Saturday, 31 October 2009

Learning Intentions - it's all in the words you use.

We had a great discussion on Learning Intentions (or Learning Objectives) - a discussion which distracted us from the main point of the meeting but which turned out to be really productive.
It started when we looked at Doug Belshaw's post on Learning Objectives. His point was that writing LOs is vital to both knowing what you are going to teach and for the student to know what s/he is going to learn.
His initial LO example was "To know who the Romans were".
His improved one was "To list 3 ways the Romans have influenced life in the 21st century". Okay, better in some ways, we thought round the table, but how dull. As a student it might tell me what is required but it would not motivate me.
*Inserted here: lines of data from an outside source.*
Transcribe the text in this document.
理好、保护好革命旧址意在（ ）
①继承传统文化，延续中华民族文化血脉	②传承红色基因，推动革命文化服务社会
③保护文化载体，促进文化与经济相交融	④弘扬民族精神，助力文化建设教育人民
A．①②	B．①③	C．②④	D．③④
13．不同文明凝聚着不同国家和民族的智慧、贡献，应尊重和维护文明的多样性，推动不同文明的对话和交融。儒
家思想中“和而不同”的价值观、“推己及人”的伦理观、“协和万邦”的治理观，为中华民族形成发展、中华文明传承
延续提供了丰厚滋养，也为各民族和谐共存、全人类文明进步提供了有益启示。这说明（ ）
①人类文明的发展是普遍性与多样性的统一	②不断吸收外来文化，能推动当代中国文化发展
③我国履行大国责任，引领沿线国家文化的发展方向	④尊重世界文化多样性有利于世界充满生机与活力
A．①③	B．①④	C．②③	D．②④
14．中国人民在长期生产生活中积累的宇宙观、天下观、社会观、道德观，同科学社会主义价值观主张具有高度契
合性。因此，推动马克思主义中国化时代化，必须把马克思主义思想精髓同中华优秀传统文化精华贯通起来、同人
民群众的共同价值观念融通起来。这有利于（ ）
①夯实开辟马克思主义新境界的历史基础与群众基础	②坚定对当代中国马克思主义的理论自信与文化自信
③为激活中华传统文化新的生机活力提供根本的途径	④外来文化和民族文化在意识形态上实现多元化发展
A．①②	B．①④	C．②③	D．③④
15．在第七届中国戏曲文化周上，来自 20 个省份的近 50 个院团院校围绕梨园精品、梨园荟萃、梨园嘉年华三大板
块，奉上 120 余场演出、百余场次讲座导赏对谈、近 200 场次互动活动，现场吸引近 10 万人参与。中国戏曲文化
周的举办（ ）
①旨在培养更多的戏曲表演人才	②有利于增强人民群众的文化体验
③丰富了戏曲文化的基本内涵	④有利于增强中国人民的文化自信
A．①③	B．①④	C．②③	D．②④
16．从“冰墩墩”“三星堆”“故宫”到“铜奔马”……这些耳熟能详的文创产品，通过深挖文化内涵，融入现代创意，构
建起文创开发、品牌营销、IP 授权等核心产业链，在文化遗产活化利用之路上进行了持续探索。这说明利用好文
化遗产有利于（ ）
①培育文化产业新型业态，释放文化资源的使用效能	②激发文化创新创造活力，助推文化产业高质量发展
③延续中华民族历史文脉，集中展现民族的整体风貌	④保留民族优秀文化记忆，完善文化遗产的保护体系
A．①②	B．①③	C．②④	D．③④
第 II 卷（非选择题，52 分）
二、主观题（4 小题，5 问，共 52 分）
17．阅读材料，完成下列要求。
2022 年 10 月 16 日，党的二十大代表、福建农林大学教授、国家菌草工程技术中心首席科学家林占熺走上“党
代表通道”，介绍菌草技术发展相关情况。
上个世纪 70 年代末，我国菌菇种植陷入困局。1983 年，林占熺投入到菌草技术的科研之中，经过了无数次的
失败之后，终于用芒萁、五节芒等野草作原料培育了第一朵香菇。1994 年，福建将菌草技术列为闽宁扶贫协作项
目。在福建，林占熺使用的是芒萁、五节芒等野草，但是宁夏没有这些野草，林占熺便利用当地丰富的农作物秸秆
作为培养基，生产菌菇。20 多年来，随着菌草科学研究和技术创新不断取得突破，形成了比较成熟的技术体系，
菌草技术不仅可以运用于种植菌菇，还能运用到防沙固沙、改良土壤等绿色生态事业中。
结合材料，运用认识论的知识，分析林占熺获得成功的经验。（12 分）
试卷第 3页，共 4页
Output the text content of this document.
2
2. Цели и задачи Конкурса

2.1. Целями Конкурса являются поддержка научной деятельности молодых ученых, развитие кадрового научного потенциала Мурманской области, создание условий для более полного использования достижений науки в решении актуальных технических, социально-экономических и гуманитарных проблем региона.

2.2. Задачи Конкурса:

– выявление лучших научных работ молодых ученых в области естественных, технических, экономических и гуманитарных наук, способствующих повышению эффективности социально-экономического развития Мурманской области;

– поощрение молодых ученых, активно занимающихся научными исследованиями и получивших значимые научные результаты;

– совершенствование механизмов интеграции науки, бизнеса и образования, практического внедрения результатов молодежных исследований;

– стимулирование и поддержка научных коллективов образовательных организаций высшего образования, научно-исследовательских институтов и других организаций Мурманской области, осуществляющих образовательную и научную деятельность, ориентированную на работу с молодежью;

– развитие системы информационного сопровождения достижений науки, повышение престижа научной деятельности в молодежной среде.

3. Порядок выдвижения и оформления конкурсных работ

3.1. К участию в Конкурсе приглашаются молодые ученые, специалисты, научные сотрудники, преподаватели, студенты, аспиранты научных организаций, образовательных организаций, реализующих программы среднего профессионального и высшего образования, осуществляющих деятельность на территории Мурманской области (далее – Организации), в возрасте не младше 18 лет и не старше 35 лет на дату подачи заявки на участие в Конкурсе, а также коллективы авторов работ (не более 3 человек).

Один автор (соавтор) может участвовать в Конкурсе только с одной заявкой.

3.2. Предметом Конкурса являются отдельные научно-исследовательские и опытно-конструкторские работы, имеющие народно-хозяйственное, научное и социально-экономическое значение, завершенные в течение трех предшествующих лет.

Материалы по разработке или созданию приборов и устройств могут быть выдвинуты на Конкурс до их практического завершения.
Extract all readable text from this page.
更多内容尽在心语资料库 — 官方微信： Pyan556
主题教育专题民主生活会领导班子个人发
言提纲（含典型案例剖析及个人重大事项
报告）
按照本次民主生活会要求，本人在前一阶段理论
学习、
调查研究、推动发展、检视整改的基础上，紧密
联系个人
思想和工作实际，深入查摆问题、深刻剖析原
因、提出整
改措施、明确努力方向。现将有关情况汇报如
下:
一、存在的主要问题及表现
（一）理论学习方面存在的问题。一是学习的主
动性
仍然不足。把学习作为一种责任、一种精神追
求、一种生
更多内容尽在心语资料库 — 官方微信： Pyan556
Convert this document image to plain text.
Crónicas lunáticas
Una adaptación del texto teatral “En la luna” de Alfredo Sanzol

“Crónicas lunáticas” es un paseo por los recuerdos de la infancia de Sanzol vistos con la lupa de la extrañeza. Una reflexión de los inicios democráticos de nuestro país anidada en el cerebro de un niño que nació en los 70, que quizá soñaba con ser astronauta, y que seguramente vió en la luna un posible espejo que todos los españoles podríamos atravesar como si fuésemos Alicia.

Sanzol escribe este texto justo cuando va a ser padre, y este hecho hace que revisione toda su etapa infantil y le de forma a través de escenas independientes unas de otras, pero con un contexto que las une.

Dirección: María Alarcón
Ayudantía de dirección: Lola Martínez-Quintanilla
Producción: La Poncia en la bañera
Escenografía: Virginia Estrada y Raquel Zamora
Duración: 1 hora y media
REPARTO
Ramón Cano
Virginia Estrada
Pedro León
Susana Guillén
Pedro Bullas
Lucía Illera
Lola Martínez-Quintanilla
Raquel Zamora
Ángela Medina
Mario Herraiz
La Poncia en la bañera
I almost felt that the original would motivate me more.
Doug gave developed it further by showing how the LO could be made "SMART". 
We discussed this and posted a comment - Doug promised a follow-up post on trigger-verbs.
Subsequently he has published a list of action verbs which are linked to Bloom's Taxonomy - and which should make for better, more productive and informative Learning Intentions, useful to both student and teacher. 
A question I had related to the link between the level in Bloom's Taxonomy and the grade given for KS3 and GCSE - surely not as simple as that?
Part 2:
Thinking about grading (reporting, evaluating - could the term that you use determine what your perspective on this is?) and levels in the National Curriculum. Each do different things. The grade for a reporting period is a summary of both expected content coverage and how it was learned or at least what the result of assessment on various pieces of work has been - some rubric based, other not. The NC level says what you can do, taken from a big list of things. Not how well, or under what circumstances. 
So they do different things. This sometimes leads to two very different approaches to reporting a grade or level.
One view would have you start a two year course, say an IGCSE course, at the lowest grade. As you build up your knowledge and skills, so the grade improves. Then at the end of the course, it is possible to get the highest grades. This is definitely the NC levels approach but I have seen some promoting this as the way to work with A to G type grading too.
And the other view is that you grade to show how a student is doing, in terms of expected content coverage as well application, etc.
In the end it depends upon the cultural context and the expectation that stakeholders have.